El ácido comentario de Jesús debió sorprender a sus interlocutores. Con estas palabras, Jesús quería llevarlos a que se cuestionaran sobre la sinceridad de sus motivaciones. Pero el cuestionamiento va más lejos, pues los interroga también sobre el sentido de su trabajo; en el fondo, se trata de una pregunta sobre la jerarquía de valores que los inspiraba: “No trabajen por ese alimento que se acaba, sino por el alimento que dura para la vida eterna”.

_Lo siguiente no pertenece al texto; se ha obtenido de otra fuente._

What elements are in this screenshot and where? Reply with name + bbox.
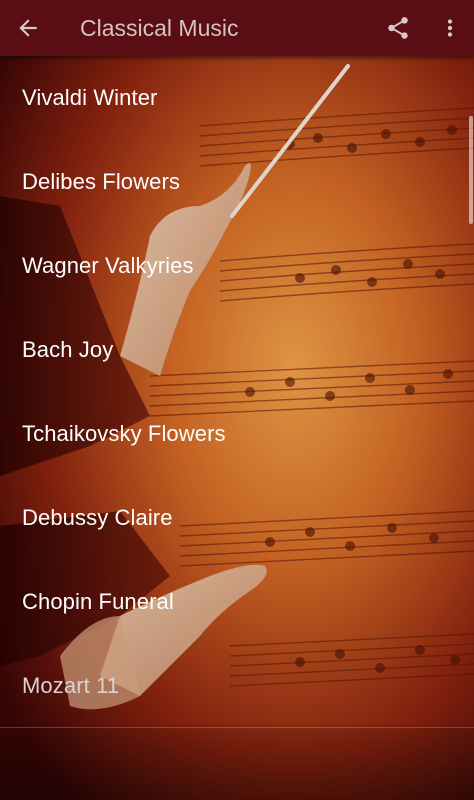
more-vert-icon <box>447 19 453 37</box>
song-title: Vivaldi Winter <box>22 85 158 110</box>
share-icon <box>388 17 408 39</box>
song-title: Wagner Valkyries <box>22 253 194 278</box>
app-screen: Classical Music Vivaldi Winter Delibes F… <box>0 0 474 800</box>
song-title: Mozart 11 <box>22 672 120 698</box>
list-item[interactable]: Debussy Claire <box>0 476 474 560</box>
list-item[interactable]: Vivaldi Winter <box>0 56 474 140</box>
app-bar: Classical Music <box>0 0 474 56</box>
list-item[interactable]: Delibes Flowers <box>0 140 474 224</box>
list-item[interactable]: Chopin Funeral <box>0 560 474 644</box>
arrow-back-icon <box>19 19 37 37</box>
overflow-menu-button[interactable] <box>426 0 474 56</box>
back-button[interactable] <box>0 0 56 56</box>
list-item[interactable]: Bach Joy <box>0 308 474 392</box>
song-title: Debussy Claire <box>22 505 173 530</box>
list-item[interactable]: Wagner Valkyries <box>0 224 474 308</box>
scrollbar[interactable] <box>469 116 473 224</box>
song-title: Bach Joy <box>22 337 114 362</box>
song-title: Chopin Funeral <box>22 589 174 614</box>
song-list-container[interactable]: Vivaldi Winter Delibes Flowers Wagner Va… <box>0 56 474 800</box>
page-title: Classical Music <box>80 14 239 41</box>
list-item[interactable]: Mozart 11 <box>0 644 474 728</box>
bottom-fade <box>0 724 474 800</box>
song-list: Vivaldi Winter Delibes Flowers Wagner Va… <box>0 56 474 728</box>
list-item[interactable]: Tchaikovsky Flowers <box>0 392 474 476</box>
song-title: Delibes Flowers <box>22 169 180 194</box>
share-button[interactable] <box>370 0 426 56</box>
song-title: Tchaikovsky Flowers <box>22 421 226 446</box>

En esta catequesis eucarística, que tiene como hilo conductor el alimento, Jesús introduce un tema muy importante que tiene que ver con la manera de entender la religión. Veamos la secuencia del diálogo:
Sus interlocutores, que son judíos piadosos, le preguntan: “¿Qué necesitamos para llevar a cabo las obras de Dios?”. Esta pregunta ya tenía una respuesta oficial dentro de la tradición judía: la obra de Dios consistía en seguir al pie de la letra lo que estaba mandado por la Ley en cuanto a ayunos, limosnas, fiestas, oraciones, preparación de alimentos, etc. La fidelidad a Dios se expresaba cumpliendo con las normas.
Jesús introduce un concepto radicalmente nuevo en la comprensión y vivencia de la relación con Dios: “La obra de Dios consiste en que crean en aquel a quien Él ha enviado”. Acoger en la fe la persona y las enseñanzas de Jesucristo es la obra de Dios por excelencia.
El diálogo catequético avanza y los interlocutores van madurando a través del proceso; en la conversación regresan al tema del alimento, al maná que los antepasados comieron en el desierto; en este diálogo, su corazón se abre a la acción de Dios y por eso exclaman: “Señor, danos siempre de ese pan”; Jesús les contesta: “Yo soy el pan de la vida. El que viene a mí no tendrá hambre y el que cree en mí nunca tendrá sed”.

Es muy interesante ver cómo la liturgia, a través de estos textos del libro del Éxodo y del evangelista Juan, nos traslada desde la protesta de los israelitas en el desierto por causa de la escasez de alimento, hasta la auto revelación del Señor como Pan de Vida.

Esta catequesis del Señor sobre el Pan de Vida suscita en nosotros una revisión sobre la espiritualidad: ¿cómo nutrimos nuestra vida interior?:
Familias: ¿cómo alimentan ustedes sus vínculos como parejas y como padres e hijos? La vida familiar necesita ser nutrida a través de la comunicación, de la tolerancia, de las expresiones de afecto, compartiendo espacios comunes, orando juntos, acercándose a la misa dominical para escuchar la Palabra de Dios y alimentarse con el Pan eucarístico.
Sacerdotes: ¿cómo nutrimos nuestra vida interior? Nadie da lo que no tiene. Si los sacerdotes no alimentamos nuestra vida interior con la lectura meditada de la Biblia, si no tenemos tiempos dedicados a la oración, si no nos actualizamos en la Teología, terminaremos siendo administradores escuálidos de unos servicios sacramentales, y renunciaremos a ser auténticos sembradores de fe, esperanza y amor en el corazón de nuestras comunidades.

Que estas sencillas reflexiones alrededor del sugestivo tema del alimento como factor esencial para la conservación de la vida, nos inspiren para revisar y ajustar nuestras relaciones familiares y nuestra opción sacerdotal, las cuales necesitan alimentarse de espiritualidad.